Not long after his innovation in reconciliation, Obama was asked why he didn’t just exempt immigrants who illegally came to or were brought to the United States as children from deportation. In a campaign event for Latino voters ahead of the 2010 midterms, Obama famously said, “I am not king. I can't do these things just by myself.” His party lost that election, badly. Rather than disappoint Latino voters again in 2012 when he was running for reelection, Obama just went for it. In June of that year he gave us Deferred Action for Childhood Arrivals, an executive action that spelled out how Obama would refuse to enforce the immigration rules duly passed and signed into law before him.

What he discovered was that the power to grant immunity from the law is greater than the power to enforce the law. There had always been the idea of “prosecutorial discretion,” by which the executive branch had the authority to set priorities for the enforcement of laws in order to make the best use of limited resources. Obama took the next step and explicitly said that he was refusing to enforce the law in accordance with his own policy aims. He was making new law for his own political advantage and to the benefit of a preferred group of people.

But the change was mostly popular, and since the beneficiaries were sympathetic figures, Obama correctly concluded that, like the diminution of congressional power for his health insurance law, members of his party would vigorously defend his decision to violate the spirit of the Constitution. So it could have been to no one’s surprise that his successors would build on the achievement and that a supine Congress would go along with new abuses and even more executive action, provided the partisanship lined up.
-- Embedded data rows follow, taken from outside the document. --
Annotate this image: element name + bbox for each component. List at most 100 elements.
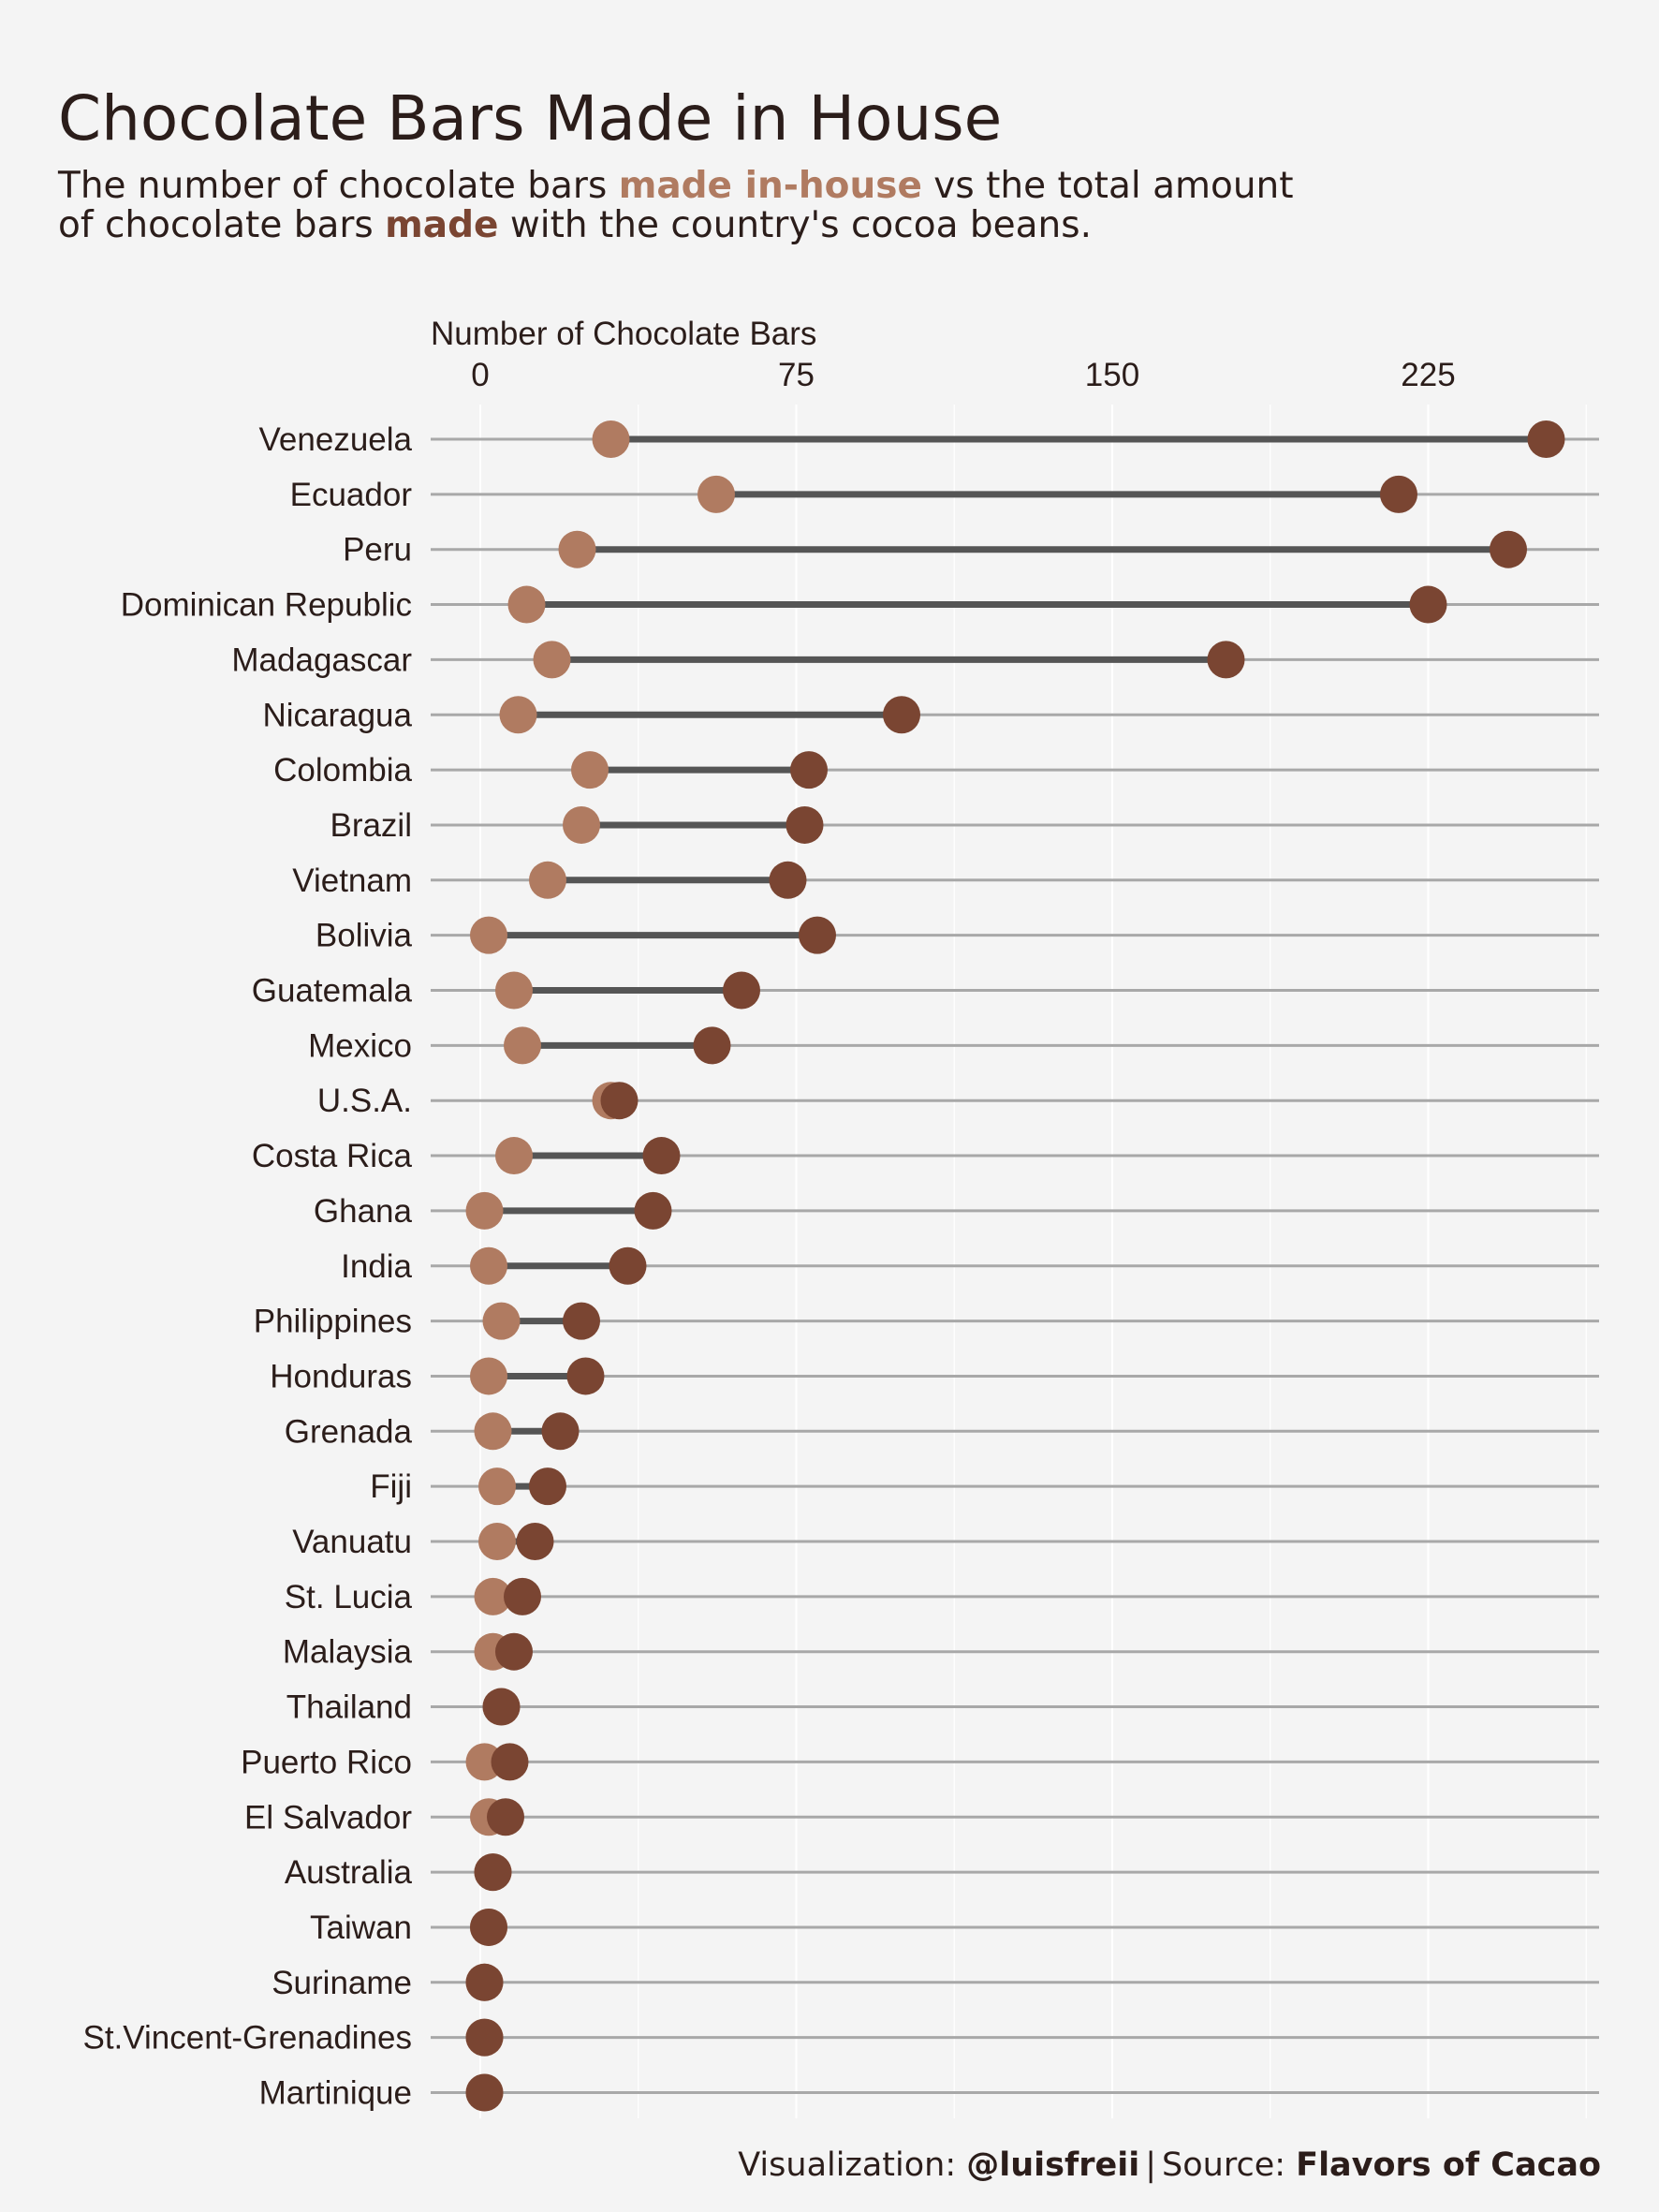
point-made-in-house <box>504 1026 541 1065</box>
point-made <box>883 696 920 734</box>
subtitle-text-1: The number of chocolate bars <box>58 165 619 207</box>
point-made-in-house <box>697 475 735 513</box>
subtitle-text-4: with the country's cocoa beans. <box>498 204 1092 246</box>
point-made <box>504 1577 541 1615</box>
y-category-label: Guatemala <box>252 973 413 1010</box>
point-made <box>474 1853 512 1892</box>
point-made-in-house <box>499 696 537 734</box>
point-made <box>566 1357 605 1395</box>
point-made-in-house <box>474 1577 512 1615</box>
caption-separator: | <box>1145 2146 1157 2184</box>
point-made <box>465 2073 504 2112</box>
point-made-in-house <box>529 861 566 899</box>
y-category-label: Martinique <box>259 2075 412 2112</box>
y-category-label: St.Vincent-Grenadines <box>82 2020 412 2057</box>
y-category-label: Suriname <box>272 1965 412 2001</box>
y-category-label: Australia <box>285 1854 413 1891</box>
point-made <box>1409 585 1447 624</box>
point-made <box>642 1137 681 1175</box>
subtitle-text-2: vs the total amount <box>921 165 1294 207</box>
point-made <box>482 1688 521 1726</box>
point-made <box>495 1632 533 1671</box>
point-made-in-house <box>495 971 533 1010</box>
y-axis-labels: Venezuela Ecuador Peru Dominican Republic Ma… <box>82 421 412 2112</box>
y-category-label: Taiwan <box>310 1910 412 1946</box>
point-made <box>785 805 824 844</box>
point-made-in-house <box>558 530 596 568</box>
point-made <box>491 1743 529 1781</box>
x-tick-label: 150 <box>1085 357 1139 393</box>
point-made <box>563 1302 600 1340</box>
y-category-label: Grenada <box>285 1413 413 1450</box>
subtitle-highlight-inhouse: made in-house <box>618 165 922 207</box>
point-made-in-house <box>507 585 546 624</box>
point-made <box>799 916 836 954</box>
point-made-in-house <box>478 1523 516 1560</box>
y-category-label: Colombia <box>273 752 412 789</box>
data-points <box>465 420 1565 2112</box>
point-made <box>600 1082 639 1120</box>
caption-viz-label: Visualization: <box>738 2146 967 2184</box>
point-made <box>634 1191 672 1230</box>
caption-source-label: Source: <box>1162 2146 1297 2184</box>
point-made-in-house <box>571 751 609 789</box>
point-made-in-house <box>563 805 600 844</box>
y-category-label: Venezuela <box>259 421 413 458</box>
caption-source-name: Flavors of Cacao <box>1296 2146 1601 2184</box>
y-category-label: Ecuador <box>290 477 413 513</box>
y-category-label: Nicaragua <box>262 697 412 733</box>
point-made-in-house <box>478 1467 516 1506</box>
y-category-label: Philippines <box>254 1304 412 1340</box>
subtitle-text-3: of chocolate bars <box>58 204 386 246</box>
y-category-label: Costa Rica <box>252 1138 413 1174</box>
y-category-label: Madagascar <box>231 641 412 678</box>
point-made <box>1207 641 1245 679</box>
y-category-label: Puerto Rico <box>241 1744 412 1780</box>
point-made-in-house <box>470 1357 507 1395</box>
y-category-label: Honduras <box>270 1358 412 1394</box>
caption-author: @luisfreii <box>966 2146 1140 2184</box>
x-tick-label: 75 <box>778 357 815 393</box>
x-axis-label: Number of Chocolate Bars <box>431 316 816 352</box>
y-category-label: El Salvador <box>244 1799 412 1836</box>
subtitle-highlight-made: made <box>385 204 499 246</box>
point-made <box>609 1246 647 1285</box>
y-category-label: Ghana <box>314 1193 413 1230</box>
y-category-label: Peru <box>343 532 412 568</box>
point-made <box>1490 530 1527 568</box>
point-made <box>693 1026 731 1065</box>
y-category-label: Vanuatu <box>292 1524 412 1560</box>
point-made <box>1380 475 1417 513</box>
y-category-label: Dominican Republic <box>121 587 412 624</box>
y-category-label: U.S.A. <box>317 1083 412 1119</box>
point-made-in-house <box>482 1302 521 1340</box>
point-made <box>723 971 760 1010</box>
point-made <box>790 751 828 789</box>
y-category-label: Vietnam <box>292 863 412 899</box>
point-made <box>541 1412 580 1451</box>
point-made-in-house <box>465 1191 504 1230</box>
point-made <box>769 861 807 899</box>
y-category-label: Fiji <box>370 1468 412 1505</box>
chart-title: Chocolate Bars Made in House <box>58 82 1003 155</box>
point-made-in-house <box>592 420 630 458</box>
point-made-in-house <box>470 916 507 954</box>
x-tick-label: 0 <box>471 357 489 393</box>
point-made <box>465 1963 504 2001</box>
point-made-in-house <box>495 1137 533 1175</box>
point-made <box>1527 420 1565 458</box>
y-category-label: Thailand <box>286 1689 412 1726</box>
caption: Visualization: @luisfreii | Source: Flavor… <box>738 2146 1601 2184</box>
chart-subtitle: The number of chocolate bars made in-hou… <box>58 167 1369 245</box>
point-made <box>470 1908 507 1946</box>
y-category-label: Brazil <box>330 807 412 844</box>
x-tick-label: 225 <box>1401 357 1455 393</box>
y-category-label: Malaysia <box>283 1634 413 1671</box>
y-category-label: St. Lucia <box>285 1579 413 1615</box>
point-made <box>516 1523 554 1560</box>
point-made-in-house <box>533 641 571 679</box>
point-made <box>487 1798 524 1836</box>
dumbbell-segments <box>484 435 1547 1821</box>
point-made-in-house <box>474 1412 512 1451</box>
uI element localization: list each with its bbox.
That’s not to say that Congress stopped passing real legislation altogether after 2012. Joe Biden’s presidency provided two notable examples of the kind of bipartisan lawmaking that our system envisions. First, an infrastructure spending package. The administration mostly followed that law but put up lots of regulatory barriers to actually spending the money. 

The second big bipartisan action of Biden’s four years came in April of 2024, when with 79 votes in the Senate, Congress decreed that the Chinese tech firm ByteDance would have to sell its wildly popular social media app, TikTok, to an American firm by Jan. 19 of this year or else companies such as Apple and Google would be forbidden from selling the app to American users.

At the time, Republicans offered the loudest voices about the need and the urgency for disrupting what they described as a river of Chinese propaganda flowing into the mobile devices of America’s youth and a dire national security risk. But when a Republican president took office the day after the law was supposed to take effect, he promptly waved it away and instructed his Justice Department to make it clear to those American tech companies that the law would not be enforced.

What was assumed at the time to be a bit of a wink in the old spirit of prosecutorial discretion was actually something quite bigger, as we now know that the administration told the companies that it was “irrevocably relinquishing” its claim on enforcing the law for as long as President Trump held that following the law undermined his “core presidential national security and foreign affairs powers.”

Unlike Obama, who held that he was deprioritizing the enforcement of the law in some circumstances, Trump holds that because he believes the law does not align with his other priorities, it is simply not the law. Instead of trying to work around the law, Trump just nullified it. Obama’s tricky tactics have been replaced by Trump’s blunt force.

But Trump’s bet is similar to Obama’s. He knows that the people who are most sensitive to constitutional arguments about the separation of powers, like Sen. Rand Paul (R-Ky.), were also the opponents of the original law on the grounds that it violated free speech and property rights concerns. Will they sue to demand the enforcement of a law they don’t think was constitutional in the first place? Trump will probably get his way and kick the door open wider still for the next president to discover new ways to abuse Congress.

It’s been a long way down for the Article 1 branch from making Richard Nixon sign off on limits to presidential power to Trump’s celebration of a servile Congress, and one suspects we’re just getting warmed up.